Marysia Norris has children in both elementary and middle school. She said if online learning is used, it needs to be rolled out as a standardized platform and approach with transparent curriculum to guide the virtual leaners and parents.
“It is too difficult to execute on multiple platforms and resources with multiple children,” she said.
Suzanne Ragsdale is concerned about how schools will keep families safe.
“I have three family members sick with COVID and one in the hospital ICU right now,” Ragsdale said. “Without a vaccine, I’m just not sure how I can get comfortable with sending the kids anywhere.”
Shannon Benesch and her husband have the flexibility to stay home with their three school-aged children if necessary, but as they both work full-time jobs, it will be a juggling act.
“I feel terrible for parents with jobs that do not have that same kind of flexibility,” she said. “It’s like they have to pick what’s more important – their job or their kids’ educations, and there are costs on both sides.”
Some HISD parents are looking into private school options, saying smaller class sizes would make in-person learning possible.

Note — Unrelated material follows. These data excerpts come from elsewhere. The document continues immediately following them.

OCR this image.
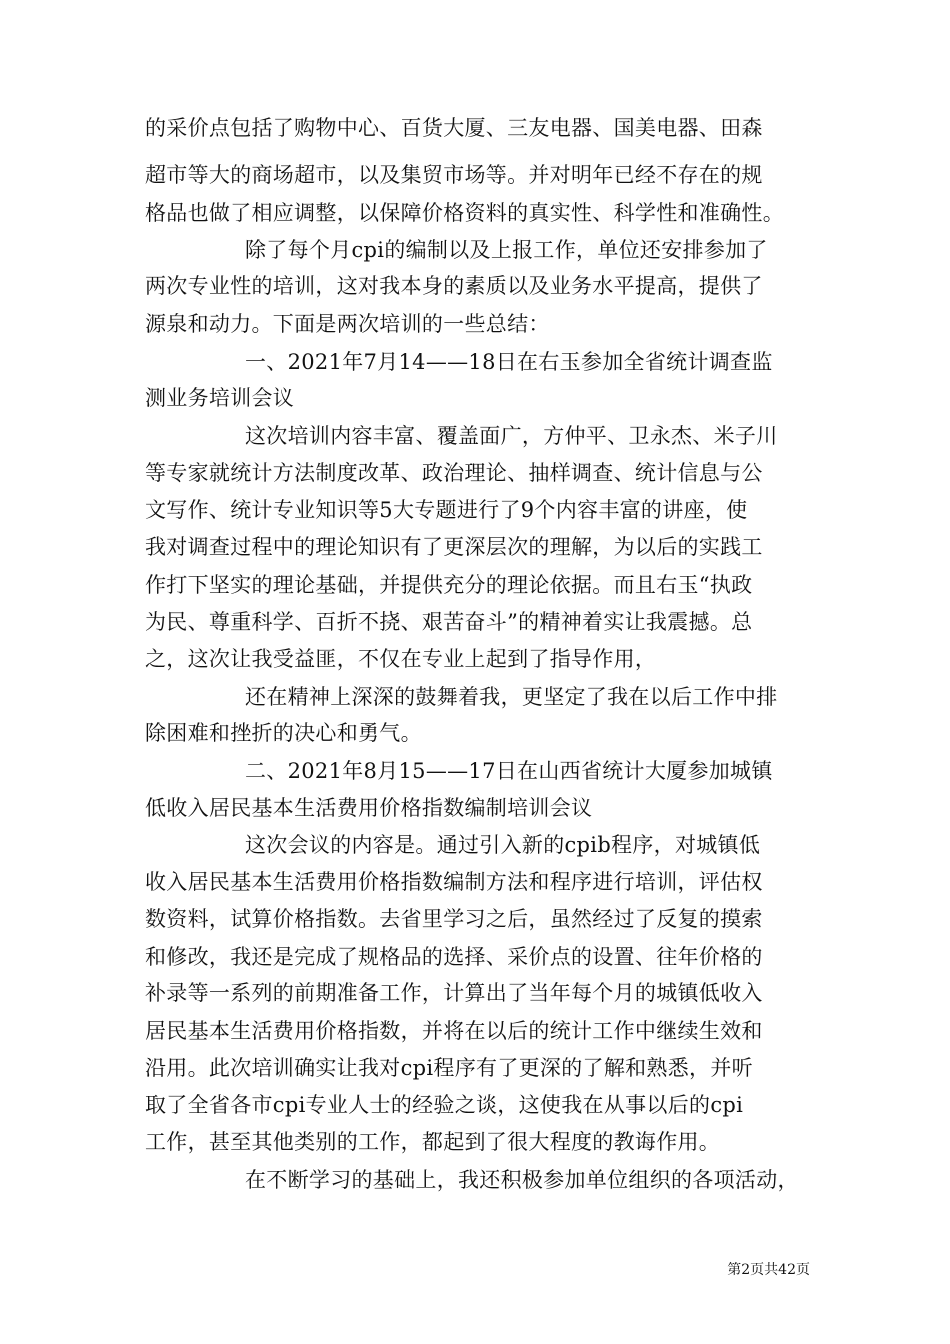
的采价点包括了购物中心、百货大厦、三友电器、国美电器、田森
超市等大的商场超市，以及集贸市场等。并对明年已经不存在的规
格品也做了相应调整，以保障价格资料的真实性、科学性和准确性。
除了每个月cpi的编制以及上报工作，单位还安排参加了
两次专业性的培训，这对我本身的素质以及业务水平提高，提供了
源泉和动力。下面是两次培训的一些总结：
一、2021年7月14——18日在右玉参加全省统计调查监
测业务培训会议
这次培训内容丰富、覆盖面广，方仲平、卫永杰、米子川
等专家就统计方法制度改革、政治理论、抽样调查、统计信息与公
文写作、统计专业知识等5大专题进行了9个内容丰富的讲座，使
我对调查过程中的理论知识有了更深层次的理解，为以后的实践工
作打下坚实的理论基础，并提供充分的理论依据。而且右玉“执政
为民、尊重科学、百折不挠、艰苦奋斗”的精神着实让我震撼。总
之，这次让我受益匪，不仅在专业上起到了指导作用，
还在精神上深深的鼓舞着我，更坚定了我在以后工作中排
除困难和挫折的决心和勇气。
二、2021年8月15——17日在山西省统计大厦参加城镇
低收入居民基本生活费用价格指数编制培训会议
这次会议的内容是。通过引入新的cpib程序，对城镇低
收入居民基本生活费用价格指数编制方法和程序进行培训，评估权
数资料，试算价格指数。去省里学习之后，虽然经过了反复的摸索
和修改，我还是完成了规格品的选择、采价点的设置、往年价格的
补录等一系列的前期准备工作，计算出了当年每个月的城镇低收入
居民基本生活费用价格指数，并将在以后的统计工作中继续生效和
沿用。此次培训确实让我对cpi程序有了更深的了解和熟悉，并听
取了全省各市cpi专业人士的经验之谈，这使我在从事以后的cpi
工作，甚至其他类别的工作，都起到了很大程度的教诲作用。
在不断学习的基础上，我还积极参加单位组织的各项活动，
第2页共42页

St. Rose of Lima Catholic School’s Jennifer Saladino said it plans to start school, in person, on Aug. 21.
“We will be spending the entire month of August preparing our classrooms,” Saladino said. “Nothing replaces in-classroom instruction, and we are taking every precaution we can to protect our community and our students.”
The size of HISD, with its 210,000 students, makes planning more challenging. Capo wants to make sure the decision makers at both the state and local level have a broad range of perspectives from the HISD community.
“We are gathering information and concerns,” he said.
One thing he hopes the district is doing is identifying staff and employees who are at the highest risk for complications from COVID-19 and trying to accommodate them as much as possible.
“If we start there, there will be less stress on everyone moving forward,” Capo said.
One important factor that looms over all decisions is money.
In early June, the HISD board of trustees voted 7-2 to pass a $2 billion budget for 2020-21, which includes a $34.4 million salary and benefits package as well as an increase in employer contribution to health insurance premiums for employees.
District VIII trustee Judith Cruz said the budget is for brick-and-mortar school and will probably have to be revisited and amended with revised plans. She said the administration will make plans before the end of the month. And by all accounts, those plans will be expensive.
What is a budget blow for the district is the $1.29 billion that Texas expects to receive from the federal elementary and secondary school emergency relief fund, where most of the money was to be sent to school districts based on their student poverty rates, will now be retained by the state, which has seen its own revenues decline sharply in recent months with the downturn in oil and gas.
“They are supplanting instead of supplementing,” said Cruz, explaining that the district will get its regular funding out of the federal CARES Act funds, instead of getting the CARES Act money on top of what the Texas Legislature promised last session.
“There is some ambiguity of the way the law was written at the federal level,” Cruz said. “But (districts) in other states are seeing that money.”